La société québécoise, comme l’affirment les intellectuels qui veulent relancer la social-démocratie, possède des atouts importants pour résister aux assauts néolibéraux. Elle a démontré à plusieurs reprises ces dernières années, sa capacité de jeter de (gros) grains de sable dans l’engrenage. Fait à noter, cela est venu surtout de mobilisations de masse, comme lors des grèves de 2003 qui ont bloqué la «réingénierie» promise par le gouvernement. Cette résistance «têtue» est ce qui a également empêché les méga projets promus par Québec inc (la Centrale le Suroît, le transfert du casino, les divers projets de CHUM, etc.) n’ayant aucune autre finalité que celle de permettre aux riches de s’enrichir. C’est cette résistance qui a conduit les étudiants et les étudiant-es à des victoires partielles, à sauver les CPE, à empêcher le Canada de nous embarquer dans l’aventure meurtrière de l’Irak. Ce sont les manifestations de la FFQ qui ont remis sur la table les revendications féministes et populaires endossées par une majorité de la population. On aimerait bien, dans les appels à renouveler la social-démocratie, une perspective qui mette donc de l’avant l’importance de ces résistances qui ne sont pas, on s’entend, un «but en soi», mais un moyen indispensable pour faire flancher les dominants.

Passer à une autre étape

L’essor des résistances menées par le mouvement populaire n’est pas, cependant, le canal unique pour bloquer le néolibéralisme et élaborer des alternatives. Il faut un projet politique. Il faut que ce projet fonctionne en symbiose, et non en opposition et encore moins dans une relation hiérarchique, avec le mouvement populaire. Il nous semble clair que ce projet ne peut être attaché au PQ et ce pour plusieurs raisons. Ce parti, qui a eu des impacts positifs dans les années 1970 alors qu’il portait des revendications populaires nationales et sociales, a mal vieilli, en s’alignant, par étapes successives, vers la droite (souvenons-nous de la confrontation majeure contre les syndicats en 1982). Aujourd’hui il cherche à reprendre le pouvoir à tout prix, en tentant de se rallier les perspectives réactionnaires des «Lucides» et des débris de l’ADQ. Parallèlement à cette proposition en émerge une autre autour de Québec solidaire. Elle est encore embryonnaire, peu connue, hésitante, mais elle est sur la table. Elle intègre justement les revendications social-démocrates dans ce qu’elles ont de contemporain et de noble. Elle sait regarder ailleurs également en écoutant ce que demandent des jeunes, des immigrants et des femmes. Elle est réellement en phase avec la thématique écologique qui sort du carcan étroit du «développement» par le béton et les grands barrages.

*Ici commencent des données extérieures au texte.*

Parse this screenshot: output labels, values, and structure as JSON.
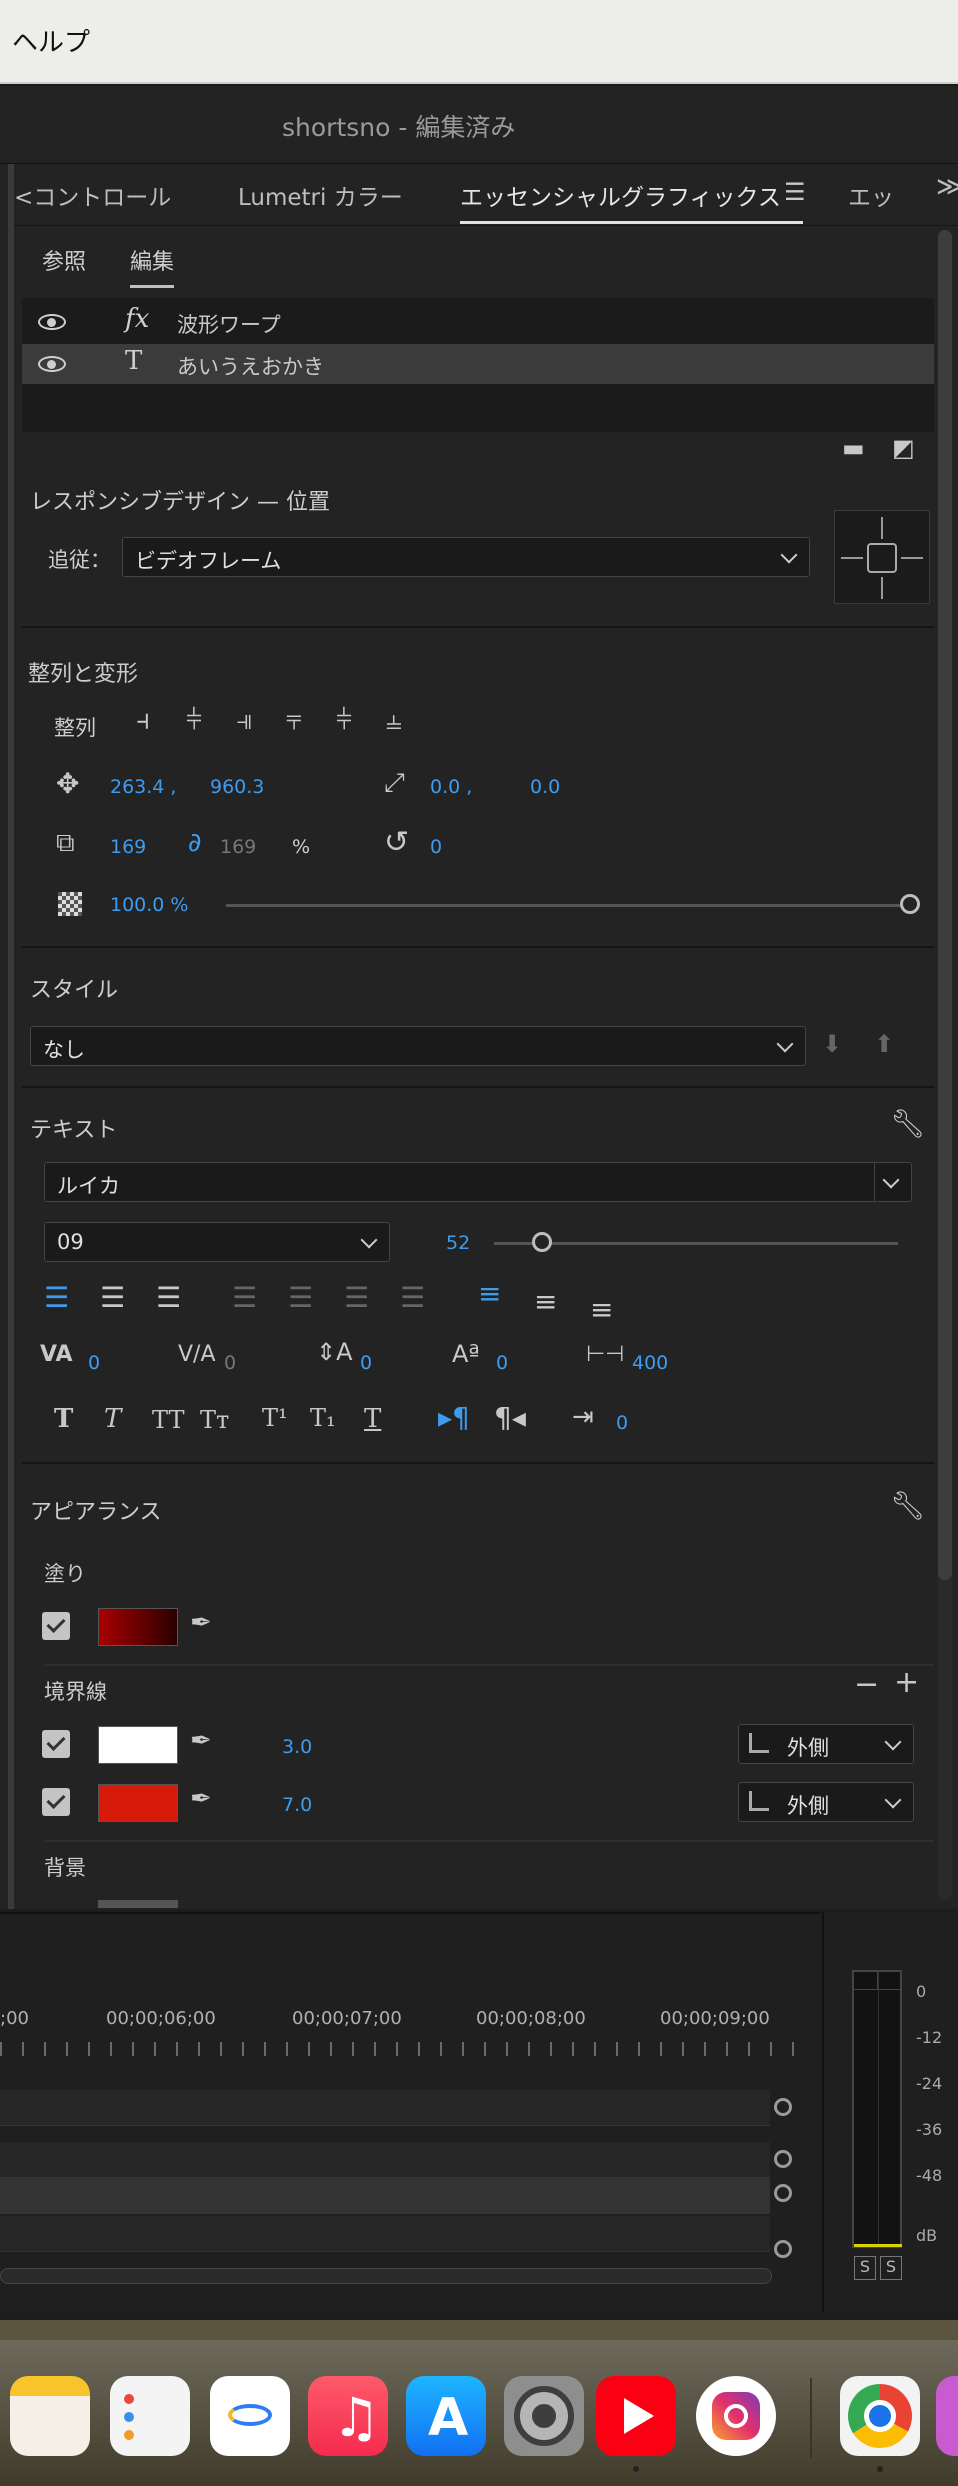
{
  "menubar": {
    "help": "ヘルプ"
  },
  "window": {
    "title": "shortsno - 編集済み"
  },
  "tabs": {
    "t1": "<コントロール",
    "t2": "Lumetri カラー",
    "t3": "エッセンシャルグラフィックス",
    "t4": "エッ",
    "overflow": "≫"
  },
  "subtabs": {
    "browse": "参照",
    "edit": "編集"
  },
  "layers": [
    {
      "icon": "fx",
      "label": "波形ワープ"
    },
    {
      "icon": "T",
      "label": "あいうえおかき"
    }
  ],
  "responsive": {
    "title": "レスポンシブデザイン — 位置",
    "follow_label": "追従：",
    "follow_value": "ビデオフレーム"
  },
  "align": {
    "title": "整列と変形",
    "align_label": "整列",
    "pos_x": "263.4 ,",
    "pos_y": "960.3",
    "anchor_x": "0.0 ,",
    "anchor_y": "0.0",
    "scale": "169",
    "scale_linked": "169",
    "percent": "%",
    "rotation": "0",
    "opacity": "100.0 %",
    "opacity_fraction": 1.0
  },
  "style": {
    "title": "スタイル",
    "value": "なし"
  },
  "text": {
    "title": "テキスト",
    "font": "ルイカ",
    "font_style": "09",
    "size": "52",
    "size_fraction": 0.12,
    "kerning": "0",
    "tracking": "0",
    "leading": "0",
    "baseline": "0",
    "tsume": "400",
    "tab_width": "0"
  },
  "appearance": {
    "title": "アピアランス",
    "fill_label": "塗り",
    "stroke_label": "境界線",
    "stroke1_width": "3.0",
    "stroke1_pos": "外側",
    "stroke2_width": "7.0",
    "stroke2_pos": "外側",
    "bg_label": "背景",
    "fill_color": "#a80000",
    "stroke1_color": "#ffffff",
    "stroke2_color": "#d81a0a"
  },
  "timeline": {
    "ticks": [
      ";00",
      "00;00;06;00",
      "00;00;07;00",
      "00;00;08;00",
      "00;00;09;00"
    ]
  },
  "meter": {
    "scale": [
      "0",
      "-12",
      "-24",
      "-36",
      "-48",
      "dB"
    ],
    "solo": "S"
  }
}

Elle s’ouvre au monde via les grandes expériences démocratiques d’Amérique latine et d’ailleurs où un «autre monde» est en train d’être construit, ce qui implique de bloquer, ou moins d’entraver l’impérialisme états-unien qui continue de dominer. Une «nouvelle» social-démocratie, doit en effet considérer que le démantèlement de l’appareil de contrôle militaire (OTAN) et économique (Banque mondiale, FMI, OMC) dominé par l’«Empire» est incontournable et indispensable. Certes, la tâche n’est pas petite !

Notes

(1)    L’Institut de recherche sur le Québec convoque un colloque sur le renouvellement de la démocratie les 26-27 novembre prochains. Information : www.Irec.net

(2)    L’urgence d’un projet politique renouvelé », Entrevue dans Perspectives CSN, Octobre 2010

(3) Yves Vaillancourt, Le projet de société alternatif en Équateur : Socialisme ou Social-démocratie du 21e siècle?